La question des tests est centrale dans la lutte contre la pandémie. C’est évidemment le cas aussi dans les écoles qui se préparent au retour massif des élèves. Dans ce contexte, le professeur de microbiologie de l’UAntwerp, Herman Goossens, annonce avoir développé un protocole pour réaliser des tests salivaires chez les mineurs à partir de septembre.

Dans le journal De Morgen de lundi, il explique que "les études les plus récentes sur les tests de salive ont été réalisées avec des adultes, mais cette méthode a à peine été étudiée chez les enfants et adolescents jusqu’ici". Le spécialiste estime que l’analyse de la salive présente pourtant de nombreux avantages.

Plus simple et plus rapide

"En cas de foyer de coronavirus dans un cadre scolaire, par exemple, il suffit de demander aux enfants et aux adolescents de cracher dans un pot. Les échantillons sont immédiatement envoyés à un laboratoire si bien qu’on peut savoir, dès le lendemain, s’ils sont infectés ou non. De plus, les écouvillons à enfoncer au fond du nez sont souvent désagréables pour les patients. Ici, c’est moins radical et ils peuvent le faire eux-mêmes, ce qui évite aussi au personnel soignant de s’approcher des patients."

Pour le virologue Marc Van Ranst, cette piste est intéressante car elle offre un suivi rapide de l’épidémie. Il estime qu’elle pourrait être expérimentée à partir de septembre.

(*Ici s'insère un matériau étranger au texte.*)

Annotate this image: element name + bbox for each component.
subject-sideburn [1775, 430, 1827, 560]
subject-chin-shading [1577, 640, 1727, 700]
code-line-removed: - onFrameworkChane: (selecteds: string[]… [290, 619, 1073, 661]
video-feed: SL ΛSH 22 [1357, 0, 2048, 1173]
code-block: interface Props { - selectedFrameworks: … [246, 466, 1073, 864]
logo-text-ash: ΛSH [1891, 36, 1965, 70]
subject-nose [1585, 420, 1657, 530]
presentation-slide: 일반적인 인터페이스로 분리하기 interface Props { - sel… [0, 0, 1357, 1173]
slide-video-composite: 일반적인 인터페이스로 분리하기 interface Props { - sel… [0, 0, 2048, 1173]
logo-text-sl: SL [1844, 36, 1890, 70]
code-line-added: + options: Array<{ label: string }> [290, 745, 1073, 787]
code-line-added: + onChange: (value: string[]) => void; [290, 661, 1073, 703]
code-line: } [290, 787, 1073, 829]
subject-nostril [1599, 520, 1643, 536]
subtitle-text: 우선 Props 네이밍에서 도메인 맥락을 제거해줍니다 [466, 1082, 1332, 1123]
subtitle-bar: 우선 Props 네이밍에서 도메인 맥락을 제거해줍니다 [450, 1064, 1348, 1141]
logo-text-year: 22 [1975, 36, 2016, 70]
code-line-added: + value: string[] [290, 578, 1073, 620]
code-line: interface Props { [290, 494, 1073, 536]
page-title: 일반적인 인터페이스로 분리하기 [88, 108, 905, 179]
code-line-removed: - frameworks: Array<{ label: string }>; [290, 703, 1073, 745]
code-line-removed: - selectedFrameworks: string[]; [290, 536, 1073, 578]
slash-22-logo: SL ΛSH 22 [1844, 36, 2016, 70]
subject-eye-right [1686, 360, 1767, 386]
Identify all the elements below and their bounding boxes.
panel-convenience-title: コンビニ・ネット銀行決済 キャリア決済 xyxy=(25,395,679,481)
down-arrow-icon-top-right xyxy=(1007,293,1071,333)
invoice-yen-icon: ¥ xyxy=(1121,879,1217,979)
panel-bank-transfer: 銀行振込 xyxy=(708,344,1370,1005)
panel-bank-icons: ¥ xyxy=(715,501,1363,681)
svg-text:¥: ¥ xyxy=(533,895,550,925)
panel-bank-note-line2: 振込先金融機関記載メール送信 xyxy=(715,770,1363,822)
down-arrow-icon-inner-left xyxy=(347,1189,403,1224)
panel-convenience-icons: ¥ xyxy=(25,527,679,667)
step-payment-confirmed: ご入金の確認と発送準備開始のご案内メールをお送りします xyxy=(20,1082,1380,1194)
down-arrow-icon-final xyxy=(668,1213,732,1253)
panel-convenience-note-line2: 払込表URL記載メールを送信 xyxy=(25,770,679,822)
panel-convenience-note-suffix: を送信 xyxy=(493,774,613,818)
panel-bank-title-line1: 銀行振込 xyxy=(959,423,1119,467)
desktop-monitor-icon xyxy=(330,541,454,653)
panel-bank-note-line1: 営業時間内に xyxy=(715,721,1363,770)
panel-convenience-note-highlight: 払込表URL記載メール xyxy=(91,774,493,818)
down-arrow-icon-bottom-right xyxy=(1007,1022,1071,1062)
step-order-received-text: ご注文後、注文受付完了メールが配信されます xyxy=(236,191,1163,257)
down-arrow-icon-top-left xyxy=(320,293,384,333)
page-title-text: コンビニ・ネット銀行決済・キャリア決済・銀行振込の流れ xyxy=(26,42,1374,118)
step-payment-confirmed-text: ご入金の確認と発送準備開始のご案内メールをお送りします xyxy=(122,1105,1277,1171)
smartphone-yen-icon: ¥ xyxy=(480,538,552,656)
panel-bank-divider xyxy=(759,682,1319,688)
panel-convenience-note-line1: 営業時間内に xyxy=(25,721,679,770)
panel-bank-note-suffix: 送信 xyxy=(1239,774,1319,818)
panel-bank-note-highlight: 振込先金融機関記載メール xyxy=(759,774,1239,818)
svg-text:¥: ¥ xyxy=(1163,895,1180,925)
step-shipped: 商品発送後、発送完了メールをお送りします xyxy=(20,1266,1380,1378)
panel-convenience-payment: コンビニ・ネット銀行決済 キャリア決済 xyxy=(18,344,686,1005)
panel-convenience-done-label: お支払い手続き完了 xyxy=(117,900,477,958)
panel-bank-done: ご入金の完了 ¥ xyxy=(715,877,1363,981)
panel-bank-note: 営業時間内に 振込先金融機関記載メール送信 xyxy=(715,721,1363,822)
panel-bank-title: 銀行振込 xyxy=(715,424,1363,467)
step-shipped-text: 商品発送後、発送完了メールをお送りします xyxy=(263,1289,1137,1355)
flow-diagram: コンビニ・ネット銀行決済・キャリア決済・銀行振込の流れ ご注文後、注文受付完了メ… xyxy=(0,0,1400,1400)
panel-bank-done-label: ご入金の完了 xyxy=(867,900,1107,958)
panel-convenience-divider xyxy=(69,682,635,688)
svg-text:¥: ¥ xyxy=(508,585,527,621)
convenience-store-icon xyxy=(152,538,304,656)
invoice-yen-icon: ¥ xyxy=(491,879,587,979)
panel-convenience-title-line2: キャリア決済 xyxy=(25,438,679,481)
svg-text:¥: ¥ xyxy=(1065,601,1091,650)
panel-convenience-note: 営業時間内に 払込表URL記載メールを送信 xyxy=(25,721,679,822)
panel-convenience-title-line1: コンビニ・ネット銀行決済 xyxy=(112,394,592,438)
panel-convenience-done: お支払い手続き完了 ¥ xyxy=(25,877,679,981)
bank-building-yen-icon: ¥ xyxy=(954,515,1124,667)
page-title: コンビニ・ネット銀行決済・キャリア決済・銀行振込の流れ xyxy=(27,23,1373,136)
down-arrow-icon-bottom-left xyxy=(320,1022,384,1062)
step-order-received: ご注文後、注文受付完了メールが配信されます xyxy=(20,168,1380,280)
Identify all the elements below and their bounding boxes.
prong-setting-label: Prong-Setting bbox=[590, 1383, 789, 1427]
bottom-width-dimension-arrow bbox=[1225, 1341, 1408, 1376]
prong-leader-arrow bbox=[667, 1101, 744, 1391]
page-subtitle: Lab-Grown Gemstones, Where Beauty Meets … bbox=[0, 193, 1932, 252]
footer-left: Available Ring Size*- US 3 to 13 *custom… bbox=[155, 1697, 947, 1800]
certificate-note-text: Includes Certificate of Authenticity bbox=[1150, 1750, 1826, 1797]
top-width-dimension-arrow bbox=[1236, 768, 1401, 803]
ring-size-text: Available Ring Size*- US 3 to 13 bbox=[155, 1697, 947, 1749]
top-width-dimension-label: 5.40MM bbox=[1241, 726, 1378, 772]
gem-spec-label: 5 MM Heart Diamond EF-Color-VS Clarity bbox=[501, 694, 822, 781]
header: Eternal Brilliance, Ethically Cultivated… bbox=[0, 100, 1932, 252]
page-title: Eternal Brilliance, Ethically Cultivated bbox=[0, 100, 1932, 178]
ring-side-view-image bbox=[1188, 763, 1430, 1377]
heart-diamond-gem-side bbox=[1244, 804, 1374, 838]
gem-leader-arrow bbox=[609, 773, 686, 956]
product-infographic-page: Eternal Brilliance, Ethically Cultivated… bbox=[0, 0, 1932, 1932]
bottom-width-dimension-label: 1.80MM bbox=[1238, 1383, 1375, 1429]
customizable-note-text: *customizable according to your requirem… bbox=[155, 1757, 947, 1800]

… mais moins sensible au virus

Les capacités de dépistage à grande échelle sont malheureusement insuffisantes pour ce type de prévention, nuance pour sa part le virologue de Sciensano Steven Van Gucht. Il n’exclut pas pour autant ce type de tests "dans des circonstances très spécifiques".

La porte-parole interfédérale, Frédérique Jacobs, a donné son avis lors de la conférence de presse du Centre de crise et du SPF Santé publique. Si elle pense, elle aussi, que le test salivaire est plus facile à réaliser qu’un frottis naso-pharyngé, certainement auprès des enfants, elle souligne qu’il est moins sensible au virus et ne peut pas détecter celui-ci quand il n’est pas présent en grande quantité.

"Intéressant", dit la ministre Désir

Vu les inconvénients des frottis dans le nez, de telles méthodes alternatives pourraient toutefois être utilisées dans le cas de détections à plus large échelle, par exemple un screening dans une population à risque d’infection, avance la porte-parole. Dans ce cas, dit-elle, "on pourrait se contenter de faire des frottis salivaires ou des prélèvements de salive, lesquels vont permettre de détecter les personnes avec une charge virale élevée, et donc fortement contagieuses."

De son côté, la ministre de l’Éducation, Caroline Désir (PS), trouve également l’idée intéressante. "Surtout si elle facilite la vie des écoles et permet au maximum d’élèves de pouvoir continuer à venir en classe."